I was sadly mistaken. I in effect lost connectivity to everything to manage the systems and once the SC lost connectivity to my isolation address, VMware HA powered off all my VMs. What a mess. To fix, I had to go back into the service console and run such commands as ‘esxcfg-vswif’ and ‘esxcfg-vswitch’ to migrate the service console back to the appropriate networks. What I found out and why this happened was that the assignment of VMs to portgroups did not happen, the SC was migrated, the dvSwitch Portgroups were created.  One of those VMs to migrate was the firewall for the administrative network. While half was correct, the admin side was NOT correct.

Take 2

Since I am now using HP BladeSystems, I added a second uplink to my Flex-10 interconnects to my main network switch. I think went into one ESX host and added it as a ‘CONSOLE’ network for administrative purposes. But since it was a BladeSystem I had to first power off the host, which forced a vMotion of all the VMs off the blade. Once done, and the new network was available, I assigned it to the service console leaving the original vmnic to be used for the dvSwitch.

Part of this process was to migrate all the administrative VMs back to this host with the new network. While that was happening I created the dvSwitch and all the required portgroups then using the Manage Hosts aspect of the dvSwitch added the host back to the dvSwitch and assigned the now available vmnic to it as well as the appropriate VMs. Once that was finished for all hosts, the next stage was pretty simple.

That stage was to add all the other hosts to the dvSwitch and then finally move the Service Console port back the appropriate dvSwitch. Which went off flawlessly. Now all is in order, another vMotion of the VMs from the host with the CONSOLE network so that I can remove that network.

Once this was completed, I am now fully using dvSwitches for everything but a few security VMs from vShield. I will have to reinstall the vShield components to get everything working appropriately.

However, I noticed all the vMotions were seriously slow. That is another story.

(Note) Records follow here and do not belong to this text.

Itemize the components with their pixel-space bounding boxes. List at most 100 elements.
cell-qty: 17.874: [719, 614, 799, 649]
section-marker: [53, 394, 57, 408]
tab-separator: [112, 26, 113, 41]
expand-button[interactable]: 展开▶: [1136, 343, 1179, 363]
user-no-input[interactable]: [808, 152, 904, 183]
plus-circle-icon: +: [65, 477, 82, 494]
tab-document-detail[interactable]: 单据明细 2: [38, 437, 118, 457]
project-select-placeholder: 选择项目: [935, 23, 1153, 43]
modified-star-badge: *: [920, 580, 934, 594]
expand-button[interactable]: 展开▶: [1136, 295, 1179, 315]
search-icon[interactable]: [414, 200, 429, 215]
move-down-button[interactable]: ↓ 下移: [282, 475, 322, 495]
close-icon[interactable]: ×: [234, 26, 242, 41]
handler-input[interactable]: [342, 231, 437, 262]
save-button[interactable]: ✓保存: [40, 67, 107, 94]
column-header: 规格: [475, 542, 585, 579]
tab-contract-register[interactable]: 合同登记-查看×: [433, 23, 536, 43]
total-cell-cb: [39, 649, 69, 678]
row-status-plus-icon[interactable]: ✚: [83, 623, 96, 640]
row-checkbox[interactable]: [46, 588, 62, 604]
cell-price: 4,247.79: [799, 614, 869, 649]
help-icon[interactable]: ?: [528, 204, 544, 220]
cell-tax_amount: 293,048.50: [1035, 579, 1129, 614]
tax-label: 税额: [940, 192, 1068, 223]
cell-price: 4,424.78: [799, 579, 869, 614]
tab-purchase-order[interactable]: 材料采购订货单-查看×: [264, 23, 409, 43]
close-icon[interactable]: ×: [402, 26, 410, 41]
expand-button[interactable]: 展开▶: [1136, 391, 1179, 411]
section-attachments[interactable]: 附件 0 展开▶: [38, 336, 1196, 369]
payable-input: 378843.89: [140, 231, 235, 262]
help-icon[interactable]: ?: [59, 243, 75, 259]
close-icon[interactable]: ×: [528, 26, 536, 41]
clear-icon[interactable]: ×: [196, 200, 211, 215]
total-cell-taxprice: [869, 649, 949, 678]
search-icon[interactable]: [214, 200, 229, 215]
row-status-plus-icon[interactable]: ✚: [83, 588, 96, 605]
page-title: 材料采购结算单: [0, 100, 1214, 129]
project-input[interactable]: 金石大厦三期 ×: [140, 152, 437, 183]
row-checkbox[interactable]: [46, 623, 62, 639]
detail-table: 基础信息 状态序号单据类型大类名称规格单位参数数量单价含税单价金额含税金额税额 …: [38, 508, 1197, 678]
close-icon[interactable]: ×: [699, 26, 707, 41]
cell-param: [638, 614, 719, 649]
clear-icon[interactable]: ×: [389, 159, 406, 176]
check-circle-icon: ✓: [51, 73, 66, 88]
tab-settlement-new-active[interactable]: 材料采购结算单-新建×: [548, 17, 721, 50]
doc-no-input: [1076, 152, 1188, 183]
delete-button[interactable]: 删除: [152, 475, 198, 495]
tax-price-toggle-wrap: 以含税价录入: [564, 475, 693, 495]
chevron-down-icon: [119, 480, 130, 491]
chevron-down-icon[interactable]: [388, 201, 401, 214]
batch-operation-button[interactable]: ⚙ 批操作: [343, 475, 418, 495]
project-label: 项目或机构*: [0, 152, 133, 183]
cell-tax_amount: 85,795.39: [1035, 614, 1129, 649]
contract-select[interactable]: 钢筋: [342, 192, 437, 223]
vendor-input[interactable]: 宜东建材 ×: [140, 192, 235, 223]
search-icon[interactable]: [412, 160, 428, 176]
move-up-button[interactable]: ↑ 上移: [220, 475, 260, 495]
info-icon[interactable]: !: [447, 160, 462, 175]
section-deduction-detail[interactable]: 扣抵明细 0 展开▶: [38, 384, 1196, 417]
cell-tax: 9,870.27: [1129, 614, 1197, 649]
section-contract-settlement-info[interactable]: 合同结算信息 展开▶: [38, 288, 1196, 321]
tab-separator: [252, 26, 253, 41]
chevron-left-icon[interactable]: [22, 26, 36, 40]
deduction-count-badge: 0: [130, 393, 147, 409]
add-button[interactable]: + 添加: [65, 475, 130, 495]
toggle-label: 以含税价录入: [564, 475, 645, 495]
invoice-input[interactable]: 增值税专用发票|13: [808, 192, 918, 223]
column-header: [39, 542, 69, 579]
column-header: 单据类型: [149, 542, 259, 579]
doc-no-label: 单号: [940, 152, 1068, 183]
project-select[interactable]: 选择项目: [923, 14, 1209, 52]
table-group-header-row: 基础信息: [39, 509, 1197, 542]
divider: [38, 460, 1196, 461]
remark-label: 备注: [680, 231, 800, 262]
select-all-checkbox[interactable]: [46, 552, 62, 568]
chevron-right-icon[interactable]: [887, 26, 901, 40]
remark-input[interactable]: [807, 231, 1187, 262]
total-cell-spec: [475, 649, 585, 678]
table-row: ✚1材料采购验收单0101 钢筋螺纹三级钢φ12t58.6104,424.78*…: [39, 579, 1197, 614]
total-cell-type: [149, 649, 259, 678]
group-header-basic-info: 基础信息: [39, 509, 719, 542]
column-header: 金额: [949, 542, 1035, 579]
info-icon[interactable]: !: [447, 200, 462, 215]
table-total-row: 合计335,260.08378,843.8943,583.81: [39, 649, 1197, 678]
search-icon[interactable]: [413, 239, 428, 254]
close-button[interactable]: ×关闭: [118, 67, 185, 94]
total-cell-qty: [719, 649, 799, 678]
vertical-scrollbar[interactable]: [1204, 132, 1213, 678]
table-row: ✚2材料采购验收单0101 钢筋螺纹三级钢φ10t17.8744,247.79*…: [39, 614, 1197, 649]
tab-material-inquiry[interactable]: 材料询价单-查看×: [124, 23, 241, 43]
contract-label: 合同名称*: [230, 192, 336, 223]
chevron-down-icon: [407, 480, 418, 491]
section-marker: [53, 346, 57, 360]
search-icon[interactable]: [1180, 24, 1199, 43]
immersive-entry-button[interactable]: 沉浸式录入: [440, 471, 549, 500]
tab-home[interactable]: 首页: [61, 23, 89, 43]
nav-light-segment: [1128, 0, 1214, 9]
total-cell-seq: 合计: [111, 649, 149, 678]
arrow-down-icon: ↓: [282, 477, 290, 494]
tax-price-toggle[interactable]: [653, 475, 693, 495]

UPDATE: Had an issue with vShield causing all sorts of issues due to the VFILE SCSI filter not acting properly (yes this is part of vShield Endpoint). vMotion’s were taking forever and stalling out, so wanted to remove that, but DRS came into play and caused VMs to be sent all over my environment. Long and short of it was that the host holding vCenter was reset, this caused HA to fail, as well a manual reboot of all the nodes. Apparently, when a VM loads its dvSwitch port number needs to be selected (it is in the configuration file) but since the VM cannot communicate to vCenter, the VMs could NOT boot.

The solution was to temporarily put the service console and administrative tools (such as vCenter) onto a regular vSwitch. Then once vCenter was booted, properly bring all the VMs backup and running.

UPDATE II: Happened again. So this time I created an administrative portgroup on the VMware vSwitch I left and transfered to that vSwitch: vCenter, Service Consoles, Active Directory for management, and a few other critical bits. Then set the boot order to be those items on this vSwitch to be FIRST within the cluster. Once vCenter is available then all else should be fine.